In the bright winter sunshine, the people of Edendork waited to welcome Austin Currie home.
They stood on the pavements, and clustered outside the entrance to the chapel; among them were the Primate of All Ireland, Archbishop Eamon Martin, SDLP politicians past and present, representatives of the GAA in Tyrone - including the chairman, Michael Kerr -and, above all, local people, neighbours and friends of the extended Currie family.
This was Mr Currie's homeplace; he had been baptised in this church, and in his homily Dean Kevin Donaghy recalled meeting him at the annual Blessing of the Graves, which he "never missed."
“He and I had a short, final conversation together and he expressed his hope and desire that when his own time would come his resting place would be Edendork. Today, his wish his granted.”
“He never lost his sense of who he was and where he was from,” Archbishop Martin told The Irish Times. “We were blessed to have people of calibre to lead us and show us the way.”
Requiem Mass for Mr Currie had been celebrated in Allenwood, Co Kildare on Friday – attended by, among others, the President and Government ministers – ahead of his final journey home for burial at St Malachy's on Saturday.
As they awaited the arrival of the cortege, three political opponents stood chatting at the church gates – the Sinn Féin MP Francie Molloy, former Ulster Unionist MP and member of the House of Lords, Ken Maginnis, and the former SDLP MP Alasdair McDonnell.
Both Mr Molloy and Mr Currie had been there at the start; both had marched on the first civil rights march from Coalisland to Dungannon in August 1968.
“He was one of the ones that stood up the very start,” said Mr Molloy. “We probably disagreed on most things, but I admired that he did stand up ... it was high risk, all of it, it was unknown territory, but he had the courage to do it.”
“Austin and I were very close,” said Mr Maginnis. “When the civil rights movement started I was at the first few meetings with Austin – he invited me along - and we had the same mind on the unfairness of housing allocation.
“Austin was the fairest-minded man that I ever knew and ever worked with, and we were always able to work together.
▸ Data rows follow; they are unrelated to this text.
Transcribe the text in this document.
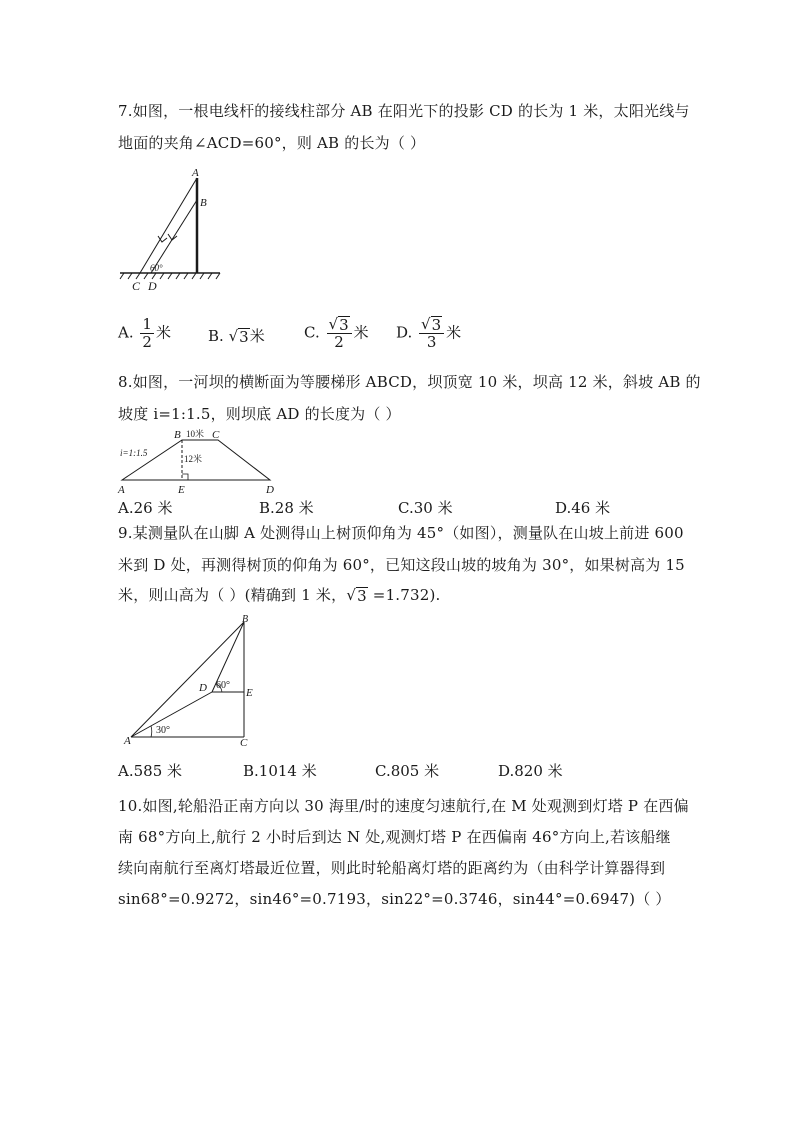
7.如图，一根电线杆的接线柱部分 AB 在阳光下的投影 CD 的长为 1 米，太阳光线与
地面的夹角∠ACD=60°，则 AB 的长为（ ）
A
B
C D
60°
A. $\frac{1}{2}$ 米 B. √ 3 米	C. $\frac{√ 3}{2}$ 米 D. $\frac{√ 3}{3}$ 米
8.如图，一河坝的横断面为等腰梯形 ABCD，坝顶宽 10 米，坝高 12 米，斜坡 AB 的
坡度 i=1:1.5，则坝底 AD 的长度为（ ）
A
B	C
D
E
10米
12米
i=1:1.5
A.26 米	B.28 米	C.30 米	D.46 米
9.某测量队在山脚 A 处测得山上树顶仰角为 45°（如图），测量队在山坡上前进 600
米到 D 处，再测得树顶的仰角为 60°，已知这段山坡的坡角为 30°，如果树高为 15
米，则山高为（ ）(精确到 1 米， √ 3 =1.732).
A
B
C
D	E
60°
30°
A.585 米	B.1014 米	C.805 米	D.820 米
10.如图,轮船沿正南方向以 30 海里/时的速度匀速航行,在 M 处观测到灯塔 P 在西偏
南 68°方向上,航行 2 小时后到达 N 处,观测灯塔 P 在西偏南 46°方向上,若该船继
续向南航行至离灯塔最近位置，则此时轮船离灯塔的距离约为（由科学计算器得到
sin68°=0.9272，sin46°=0.7193，sin22°=0.3746，sin44°=0.6947)（ ）
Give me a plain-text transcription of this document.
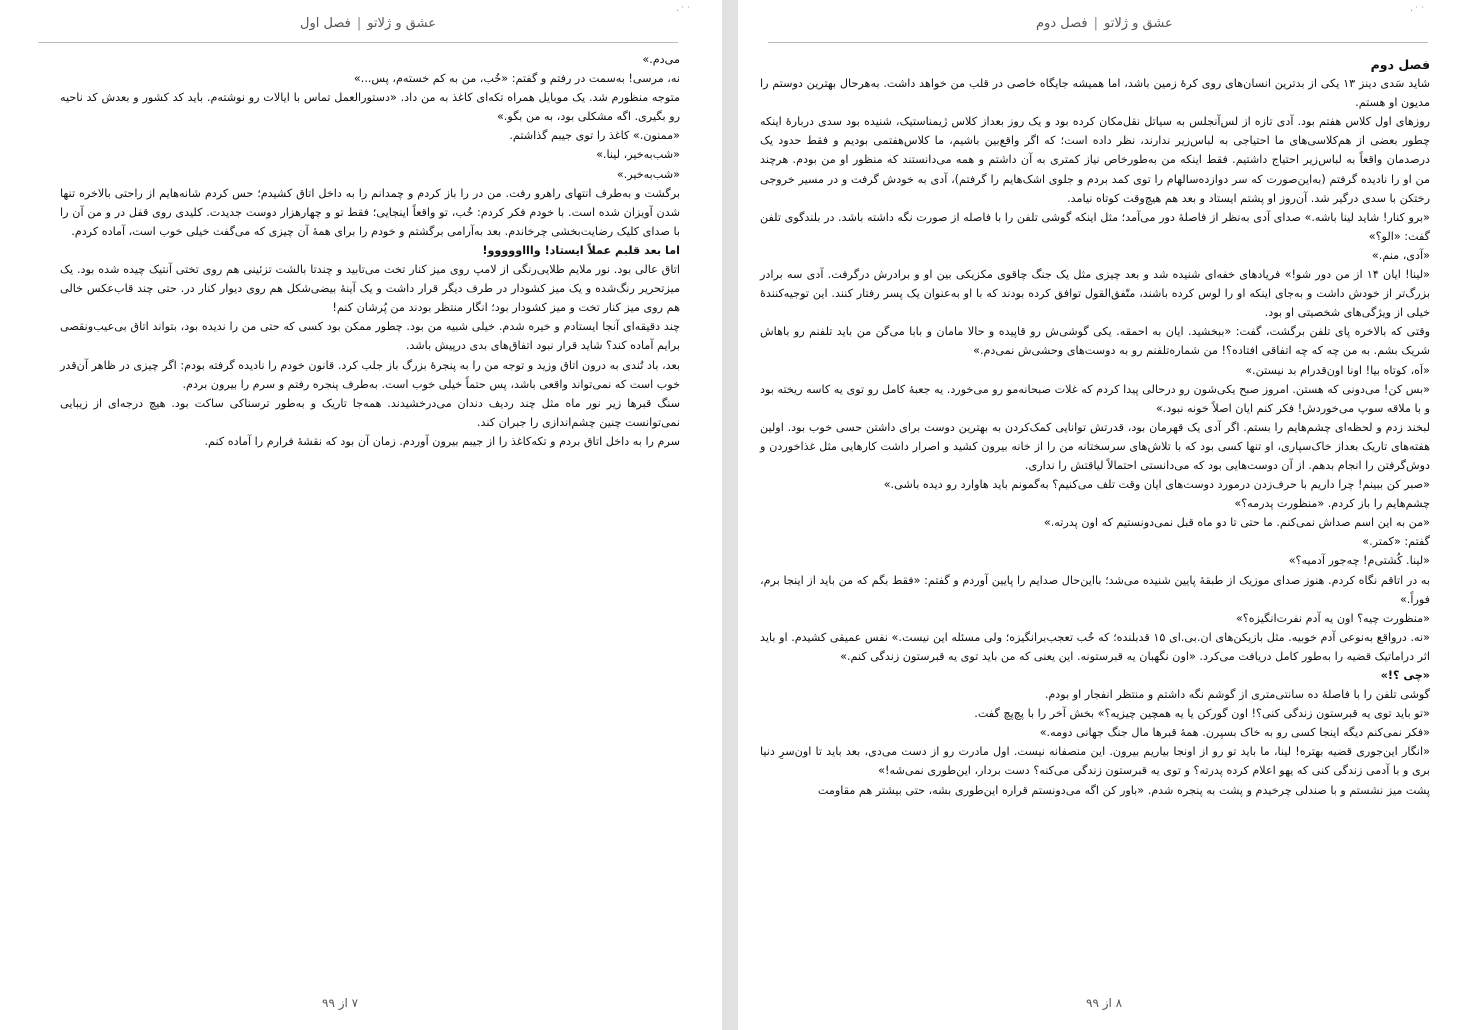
·˙˙
عشق و ژلاتو|فصل اول

می‌دم.»

نه، مرسی! به‌سمت در رفتم و گفتم: «خُب، من به کم خسته‌م، پس...»

متوجه منظورم شد. یک موبایل همراه تکه‌ای کاغذ به من داد. «دستورالعمل تماس با ایالات رو نوشته‌م. باید کد کشور و بعدش کد ناحیه رو بگیری. اگه مشکلی بود، به من بگو.»

«ممنون.» کاغذ را توی جیبم گذاشتم.

«شب‌به‌خیر، لینا.»

«شب‌به‌خیر.»

برگشت و به‌طرف انتهای راهرو رفت. من در را باز کردم و چمدانم را به داخل اتاق کشیدم؛ حس کردم شانه‌هایم از راحتی بالاخره تنها شدن آویزان شده است. با خودم فکر کردم: خُب، تو واقعاً اینجایی؛ فقط تو و چهارهزار دوست جدیدت. کلیدی روی قفل در و من آن را با صدای کلیک رضایت‌بخشی چرخاندم. بعد به‌آرامی برگشتم و خودم را برای همهٔ آن چیزی که می‌گفت خیلی خوب است، آماده کردم.

اما بعد قلبم عملاً ایستاد! واااووووو!

اتاق عالی بود. نور ملایم طلایی‌رنگی از لامپ روی میز کنار تخت می‌تابید و چندتا بالشت تزئینی هم روی تختی آنتیک چیده شده بود. یک میزتحریر رنگ‌شده و یک میز کشودار در طرف دیگر قرار داشت و یک آینهٔ بیضی‌شکل هم روی دیوار کنار در. حتی چند قاب‌عکس خالی هم روی میز کنار تخت و میز کشودار بود؛ انگار منتظر بودند من پُرشان کنم!

چند دقیقه‌ای آنجا ایستادم و خیره شدم. خیلی شبیه من بود. چطور ممکن بود کسی که حتی من را ندیده بود، بتواند اتاق بی‌عیب‌ونقصی برایم آماده کند؟ شاید قرار نبود اتفاق‌های بدی درپیش باشد.

بعد، باد تُندی به درون اتاق وزید و توجه من را به پنجرهٔ بزرگ باز جلب کرد. قانون خودم را نادیده گرفته بودم: اگر چیزی در ظاهر آن‌قدر خوب است که نمی‌تواند واقعی باشد، پس حتماً خیلی خوب است. به‌طرف پنجره رفتم و سرم را بیرون بردم.

سنگ قبرها زیر نور ماه مثل چند ردیف دندان می‌درخشیدند. همه‌جا تاریک و به‌طور ترسناکی ساکت بود. هیچ درجه‌ای از زیبایی نمی‌توانست چنین چشم‌اندازی را جبران کند.

سرم را به داخل اتاق بردم و تکه‌کاغذ را از جیبم بیرون آوردم. زمان آن بود که نقشهٔ فرارم را آماده کنم.

۷ از ۹۹
·˙˙
عشق و ژلاتو|فصل دوم

فصل دوم

شاید سَدی دینز ۱۳ یکی از بدترین انسان‌های روی کرهٔ زمین باشد، اما همیشه جایگاه خاصی در قلب من خواهد داشت. به‌هرحال بهترین دوستم را مدیون او هستم.

روزهای اول کلاس هفتم بود. آدی تازه از لس‌آنجلس به سیاتل نقل‌مکان کرده بود و یک روز بعداز کلاس ژیمناستیک، شنیده بود سدی دربارهٔ اینکه چطور بعضی از هم‌کلاسی‌های ما احتیاجی به لباس‌زیر ندارند، نظر داده است؛ که اگر واقع‌بین باشیم، ما کلاس‌هفتمی بودیم و فقط حدود یک درصدمان واقعاً به لباس‌زیر احتیاج داشتیم. فقط اینکه من به‌طورخاص نیاز کمتری به آن داشتم و همه می‌دانستند که منظور او من بودم. هرچند من او را نادیده گرفتم (به‌این‌صورت که سر دوازده‌سالهام را توی کمد بردم و جلوی اشک‌هایم را گرفتم)، آدی به خودش گرفت و در مسیر خروجی رختکن با سدی درگیر شد. آن‌روز او پشتم ایستاد و بعد هم هیچ‌وقت کوتاه نیامد.

«برو کنار! شاید لینا باشه.» صدای آدی به‌نظر از فاصلهٔ دور می‌آمد؛ مثل اینکه گوشی تلفن را با فاصله از صورت نگه داشته باشد. در بلندگوی تلفن گفت: «الو؟»

«آدی، منم.»

«لینا! ایان ۱۴ از من دور شو!» فریادهای خفه‌ای شنیده شد و بعد چیزی مثل یک جنگ چاقوی مکزیکی بین او و برادرش درگرفت. آدی سه برادر بزرگ‌تر از خودش داشت و به‌جای اینکه او را لوس کرده باشند، متّفق‌القول توافق کرده بودند که با او به‌عنوان یک پسر رفتار کنند. این توجیه‌کنندهٔ خیلی از ویژگی‌های شخصیتی او بود.

وقتی که بالاخره پای تلفن برگشت، گفت: «ببخشید. ایان به احمقه. یکی گوشی‌ش رو قاپیده و حالا مامان و بابا می‌گن من باید تلفنم رو باهاش شریک بشم. به من چه که چه اتفاقی افتاده؟! من شماره‌تلفنم رو به دوست‌های وحشی‌ش نمی‌دم.»

«اَه، کوتاه بیا! اونا اون‌قدرام بد نیستن.»

«بس کن! می‌دونی که هستن. امروز صبح یکی‌شون رو درحالی پیدا کردم که غلات صبحانه‌مو رو می‌خورد. یه جعبهٔ کامل رو توی یه کاسه ریخته بود و با ملاقه سوپ می‌خوردش! فکر کنم ایان اصلاً خونه نبود.»

لبخند زدم و لحظه‌ای چشم‌هایم را بستم. اگر آدی یک قهرمان بود، قدرتش توانایی کمک‌کردن به بهترین دوست برای داشتن حسی خوب بود. اولین هفته‌های تاریک بعداز خاک‌سپاری، او تنها کسی بود که با تلاش‌های سرسختانه من را از خانه بیرون کشید و اصرار داشت کارهایی مثل غذاخوردن و دوش‌گرفتن را انجام بدهم. از آن دوست‌هایی بود که می‌دانستی احتمالاً لیاقتش را نداری.

«صبر کن ببینم! چرا داریم با حرف‌زدن درمورد دوست‌های ایان وقت تلف می‌کنیم؟ به‌گمونم باید هاوارد رو دیده باشی.»

چشم‌هایم را باز کردم. «منظورت پدرمه؟»

«من به این اسم صداش نمی‌کنم. ما حتی تا دو ماه قبل نمی‌دونستیم که اون پدرته.»

گفتم: «کمتر.»

«لینا. کُشتی‌م! چه‌جور آدمیه؟»

به در اتاقم نگاه کردم. هنوز صدای موزیک از طبقهٔ پایین شنیده می‌شد؛ بااین‌حال صدایم را پایین آوردم و گفتم: «فقط بگم که من باید از اینجا برم، فوراً.»

«منظورت چیه؟ اون یه آدم نفرت‌انگیزه؟»

«نه. درواقع به‌نوعی آدم خوبیه. مثل بازیکن‌های ان.بی.ای ۱۵ قدبلنده؛ که خُب تعجب‌برانگیزه؛ ولی مسئله این نیست.» نفس عمیقی کشیدم. او باید اثر دراماتیک قضیه را به‌طور کامل دریافت می‌کرد. «اون نگهبان یه قبرستونه. این یعنی که من باید توی یه قبرستون زندگی کنم.»

«چی ؟!»

گوشی تلفن را با فاصلهٔ ده سانتی‌متری از گوشم نگه داشتم و منتظر انفجار او بودم.

«تو باید توی یه قبرستون زندگی کنی؟! اون گورکن یا یه همچین چیزیه؟» بخش آخر را با پچ‌پچ گفت.

«فکر نمی‌کنم دیگه اینجا کسی رو به خاک بسپرن. همهٔ قبرها مال جنگ جهانی دومه.»

«انگار این‌جوری قضیه بهتره! لینا، ما باید تو رو از اونجا بیاریم بیرون. این منصفانه نیست. اول مادرت رو از دست می‌دی، بعد باید تا اون‌سرِ دنیا بری و با آدمی زندگی کنی که یهو اعلام کرده پدرته؟ و توی یه قبرستون زندگی می‌کنه؟ دست بردار، این‌طوری نمی‌شه!»

پشت میز نشستم و با صندلی چرخیدم و پشت به پنجره شدم. «باور کن اگه می‌دونستم قراره این‌طوری بشه، حتی بیشتر هم مقاومت

۸ از ۹۹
He had an eye to the future and could see beyond differences and knew what was important - housing and jobs.”
“He was a political colossus but he was also a friend of mine since the early 1970s, and I admired him,” said Mr McDonnell.
“My son, who is a history buff, says he was the Rosa Parks of the civil rights movement, because he was the guy that had the courage to do things that were dangerous.
“He was always there for people – and he paid a high price – but he never put his own interests first.”
As the cortege made its way towards the church, preceded a piper and accompanied by a guard of honour from the local GAA club, its route echoed that of the first civil rights march.
Members of the SDLP unfurled a civil rights banner and stood guard behind it as the coffin - covered in the Tricolour that was his due as a former Minister of State - was removed from the hearse and carried up the hill into the church.
“He fought the good fight for justice and equality and for peace in a long an exemplary political life,” Dean Donaghy told mourners.
It was no wonder, he said, that since his passing there had been such tributes to his “courage and conviction ... his understanding of the power of peaceful protest, his determination not to be deterred by attacks on him and his wife and family [and] his utter conviction that peaceful means were the correct and only way forward.”
His family – his wife Annita and their five children and 13 grandchildren – were at the heart of the service; his daughter Estelle read a tribute on behalf of the family, and the gifts – including a poster for the civil rights march in Duke Street in Derry in 1969, Edendork and Tyrone GAA jerseys, a copy of his autobiography and a tv remote - were brought up by his grandchildren.
In a special reading on behalf of her mother, his daughter Emer shared the words her parents would say to affirm their love for each other.
Yet for all his achievements – not least as the only person to have served in government both North and South – Mr Currie's greatest legacy, said SDLP veteran Joe Hendron, will always remain the sit-in in Caledon, Co Tyrone in June 1968, which drew national attention to housing discrimination and, it is argued, sparked the civil rights movement.
“Even if he had never done anything else but that .... that was fantastic,” he said.
Today, more than 50 years on from the beginning of the civil rights movement, many reflected that this was the "end of an era"; the last time they had seen Mr Currie was at the funeral of Pat Hume last September, who herself had been predeceased by her husband John, by Ivan Cooper and by others whose names will be forever associated with the civil rights movement.
Among the mourners, a few wore pins bearing the civil rights logo – an oak leaf in black and white – on their lapels in tribute; the civil rights anthem, We Shall Overcome, played as Mr Currie’s remains were carried from the church.
He was buried beside his parents, Johnny and Minnie; Austin Currie, the son of Edendork, had finally come home.